The thing is, this bro & sis DON’T fight. They LIKE each other. They’re affectionate. They tease, but in a sweet way, like besties. Even when they’re playing competitive games that my husband and I have learned not to engage in without marriage counseling. Crazy Eights and Hearts? No fights. Bananagrams? Nothin’. Washers? They try to beat their parents.
And of course they split the last piece of pie as a matter of course.
My husband and I are astounded…and delighted.
And I am CURIOUS. How did this come to be? Why is it so uncommon?
Is it parenting? These kids’ parents are certainly mellow, cool people. But I know lots of mellow, cool parents whose kids act like contestants in The Hunger Games.

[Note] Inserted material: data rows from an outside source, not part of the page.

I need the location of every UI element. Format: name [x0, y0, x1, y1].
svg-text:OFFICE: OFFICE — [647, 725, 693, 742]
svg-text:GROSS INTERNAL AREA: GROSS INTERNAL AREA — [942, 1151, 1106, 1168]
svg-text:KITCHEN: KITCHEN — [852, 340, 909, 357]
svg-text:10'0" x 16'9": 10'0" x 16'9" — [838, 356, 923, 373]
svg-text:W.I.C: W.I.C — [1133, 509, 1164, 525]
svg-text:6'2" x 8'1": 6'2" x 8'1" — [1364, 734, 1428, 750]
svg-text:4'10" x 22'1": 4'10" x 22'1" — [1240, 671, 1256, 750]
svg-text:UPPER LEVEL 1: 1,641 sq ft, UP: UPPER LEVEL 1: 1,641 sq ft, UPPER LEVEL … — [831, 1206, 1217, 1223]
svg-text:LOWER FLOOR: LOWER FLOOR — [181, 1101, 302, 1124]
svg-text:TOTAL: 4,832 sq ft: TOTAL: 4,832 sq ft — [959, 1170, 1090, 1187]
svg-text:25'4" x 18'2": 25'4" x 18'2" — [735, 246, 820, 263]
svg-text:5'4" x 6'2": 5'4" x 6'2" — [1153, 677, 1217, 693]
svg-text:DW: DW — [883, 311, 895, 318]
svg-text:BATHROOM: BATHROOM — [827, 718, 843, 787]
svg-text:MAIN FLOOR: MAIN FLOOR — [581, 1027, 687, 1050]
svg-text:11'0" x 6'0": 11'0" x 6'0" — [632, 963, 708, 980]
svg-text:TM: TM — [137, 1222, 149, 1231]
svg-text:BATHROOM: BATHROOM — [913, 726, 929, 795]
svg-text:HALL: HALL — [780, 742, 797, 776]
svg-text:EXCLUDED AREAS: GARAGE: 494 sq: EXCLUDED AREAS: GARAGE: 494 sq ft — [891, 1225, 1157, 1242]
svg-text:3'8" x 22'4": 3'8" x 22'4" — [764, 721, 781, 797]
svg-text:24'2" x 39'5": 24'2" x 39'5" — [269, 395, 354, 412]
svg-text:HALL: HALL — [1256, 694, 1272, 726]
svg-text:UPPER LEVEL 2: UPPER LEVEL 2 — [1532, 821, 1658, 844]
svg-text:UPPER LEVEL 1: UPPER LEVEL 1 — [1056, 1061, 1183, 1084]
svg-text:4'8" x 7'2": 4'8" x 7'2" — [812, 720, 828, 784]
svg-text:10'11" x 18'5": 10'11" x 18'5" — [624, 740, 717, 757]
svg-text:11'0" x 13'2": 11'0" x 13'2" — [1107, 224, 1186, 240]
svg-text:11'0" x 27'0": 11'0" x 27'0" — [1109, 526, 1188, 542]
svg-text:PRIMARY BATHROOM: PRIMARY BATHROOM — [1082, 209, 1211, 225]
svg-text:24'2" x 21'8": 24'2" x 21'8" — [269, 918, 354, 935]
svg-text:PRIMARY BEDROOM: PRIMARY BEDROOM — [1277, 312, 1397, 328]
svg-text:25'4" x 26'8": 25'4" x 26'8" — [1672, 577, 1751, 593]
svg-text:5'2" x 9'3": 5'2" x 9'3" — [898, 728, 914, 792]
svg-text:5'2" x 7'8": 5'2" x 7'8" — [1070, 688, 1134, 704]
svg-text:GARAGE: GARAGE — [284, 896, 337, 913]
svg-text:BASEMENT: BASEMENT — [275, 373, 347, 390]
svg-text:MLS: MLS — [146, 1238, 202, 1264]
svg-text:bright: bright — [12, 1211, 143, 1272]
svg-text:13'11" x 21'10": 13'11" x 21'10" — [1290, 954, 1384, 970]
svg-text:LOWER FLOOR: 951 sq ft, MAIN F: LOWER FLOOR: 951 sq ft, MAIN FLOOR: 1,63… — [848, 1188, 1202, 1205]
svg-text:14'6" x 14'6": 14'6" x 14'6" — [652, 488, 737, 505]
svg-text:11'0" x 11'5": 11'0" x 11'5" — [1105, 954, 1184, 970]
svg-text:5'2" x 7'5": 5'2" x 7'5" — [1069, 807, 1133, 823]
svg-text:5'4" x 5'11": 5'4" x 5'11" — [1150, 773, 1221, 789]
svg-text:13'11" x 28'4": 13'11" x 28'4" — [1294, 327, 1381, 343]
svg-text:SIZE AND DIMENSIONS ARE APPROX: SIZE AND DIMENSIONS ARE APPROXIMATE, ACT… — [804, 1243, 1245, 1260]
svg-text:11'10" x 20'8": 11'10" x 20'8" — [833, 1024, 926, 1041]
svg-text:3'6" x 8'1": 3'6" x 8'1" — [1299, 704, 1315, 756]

Is it birth order? Our own two boys always got along pretty well, but our younger son acknowledges that if he’d been the elder, there’d have been a new sheriff in town. Maybe our friends’ girl is just one of those sweeties like our son. (Where was she when I was undergoing mental waterboarding by MY older sister?)
Is it the fact that they’re on vacation? In my own experience, that makes the squabbles worse, not better. So much interesting new stuff to squabble over!
Is my sample skewed? Maybe there are tons of great sister-and-brother pairings out there, and I’ve somehow never met ’em.
So help me out here. What causes some sibling pairs to get along while others fight like cats and dogs? What variables are at play? How did your own experience with your siblings inform your thinking on this?